How can agents help sellers market effectively?

In this real estate market, “you have to do more as an agent to make listings stand out and give home searchers what they want,” Allen said.

So what are home searchers looking for in a listing?

According to Allen, “Home searchers definitely have always indicated in all the research that they love and want floor plans.” Research from the National Association of Realtors has shown that homebuyers consider floor plans the top most desired feature on a home listing, after standard listing photos and property data.

Floor plans are the best digital asset to accomplish the goal of helping potential buyers understand if a property is right for them. A floor plan allows a prospective buyer to see how large the rooms are and how they’re laid out, and even visualize themselves in the property.

“This single image gives you a total understanding of the home in a five-second view,,” Allen said. “That’s why floor plans are 100% ubiquitous in a lot of other countries around the world where they have taken on this critical piece in the real estate process.”

What makes floor plans so valuable in today’s real estate market?

Because floor plans are not ubiquitous in the U.S., including them helps your listing stand out in a market where that’s more important than ever.

Agents who use floor plans bring stronger value to home sellers with their services, Allen said.

“Show sellers that you’re going above and beyond in what you offer in terms of your listing package and how you market homes,” he said. “Prove that you’ll do whatever it takes to get people that are informed about the property to visit.”
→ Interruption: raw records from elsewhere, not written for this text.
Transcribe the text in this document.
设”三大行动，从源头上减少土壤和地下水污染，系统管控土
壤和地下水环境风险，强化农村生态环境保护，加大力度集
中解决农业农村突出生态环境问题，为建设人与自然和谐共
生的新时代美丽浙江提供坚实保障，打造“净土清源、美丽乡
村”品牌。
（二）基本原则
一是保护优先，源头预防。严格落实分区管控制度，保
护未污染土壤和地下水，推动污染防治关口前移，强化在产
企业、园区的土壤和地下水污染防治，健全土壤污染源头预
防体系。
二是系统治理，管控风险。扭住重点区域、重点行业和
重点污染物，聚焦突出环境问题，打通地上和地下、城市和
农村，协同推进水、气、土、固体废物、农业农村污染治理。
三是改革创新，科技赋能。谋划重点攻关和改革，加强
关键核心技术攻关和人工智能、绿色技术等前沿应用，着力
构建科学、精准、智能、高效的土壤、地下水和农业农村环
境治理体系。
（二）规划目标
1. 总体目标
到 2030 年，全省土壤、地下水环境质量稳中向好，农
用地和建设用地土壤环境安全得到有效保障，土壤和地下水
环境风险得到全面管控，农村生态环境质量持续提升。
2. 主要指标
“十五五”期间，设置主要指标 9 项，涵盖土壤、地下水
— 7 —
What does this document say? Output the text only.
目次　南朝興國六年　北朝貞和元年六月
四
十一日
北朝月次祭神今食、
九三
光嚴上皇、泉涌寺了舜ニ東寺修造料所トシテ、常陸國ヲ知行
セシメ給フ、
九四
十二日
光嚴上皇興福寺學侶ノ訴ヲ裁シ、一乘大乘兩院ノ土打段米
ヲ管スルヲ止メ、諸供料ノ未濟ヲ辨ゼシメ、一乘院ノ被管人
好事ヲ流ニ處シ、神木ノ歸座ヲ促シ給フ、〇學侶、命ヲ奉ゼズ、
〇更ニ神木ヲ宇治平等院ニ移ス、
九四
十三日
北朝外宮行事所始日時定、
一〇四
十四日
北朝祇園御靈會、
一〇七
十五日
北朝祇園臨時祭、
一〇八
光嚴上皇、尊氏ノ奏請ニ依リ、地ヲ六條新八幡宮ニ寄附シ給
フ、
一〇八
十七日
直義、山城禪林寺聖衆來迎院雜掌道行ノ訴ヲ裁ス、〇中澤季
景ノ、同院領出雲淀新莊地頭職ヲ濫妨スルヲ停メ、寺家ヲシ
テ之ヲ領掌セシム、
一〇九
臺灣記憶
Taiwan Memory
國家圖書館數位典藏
Floor plans also help sellers understand the true measurements and size of their property before it goes on the market so they’re prepared for what’s going to happen in the inspection and appraisal process, Allen added.

Ultimately, floor plans benefit both buyers and sellers by providing valuable information and preventing either party from wasting time showing buyers homes that won’t work for their needs.

“It’s about making the listing stand out and giving buyers the experience they’re looking for,” Allen said. “Additionally, if a buyer is equipped with a floor plan before they ever visit the property, you are going to have a much clearer sense that when they come to visit the home, they’re serious.”

CubiCasa’s floor plan tech

CubiCasa is on a mission to make floor plans a standard part of U.S. home listings. Its technology and app enable anyone with a smartphone to do a five-minute property walkthrough and get back a detailed and accurate floorplan of a home with no training required. And there’s even a free version of the product that enables agents to produce floor plans at zero cost.

In addition, agents can choose to use CubiCasa on their own or access the Company’s network of more than 2,000 real estate photographers, covering all 50 states, who are already using the technology and can assist in providing this crucial digital asset of the property. Agents can assure their clients that they are receiving accurate and compliant data on a property using the mobile scanning app.

“Having that digital asset attached to a listing gives buyers an unbiased and clear understanding of the home,” Allen said.

There are other sources of data for other information on the house – for example, how many bedrooms or bathrooms it has – but a lot of that data is input by a party interested in showing the property in the best light, he noted.

“A floor plan is unique because it does serve a marketing purpose, but it’s also trustworthy,” Allen said. “Our technology is what has generated the output and the data, and it has not been influenced by anyone. The scan is performed by a human but in the end, it’s our process and our technology that produces the results.”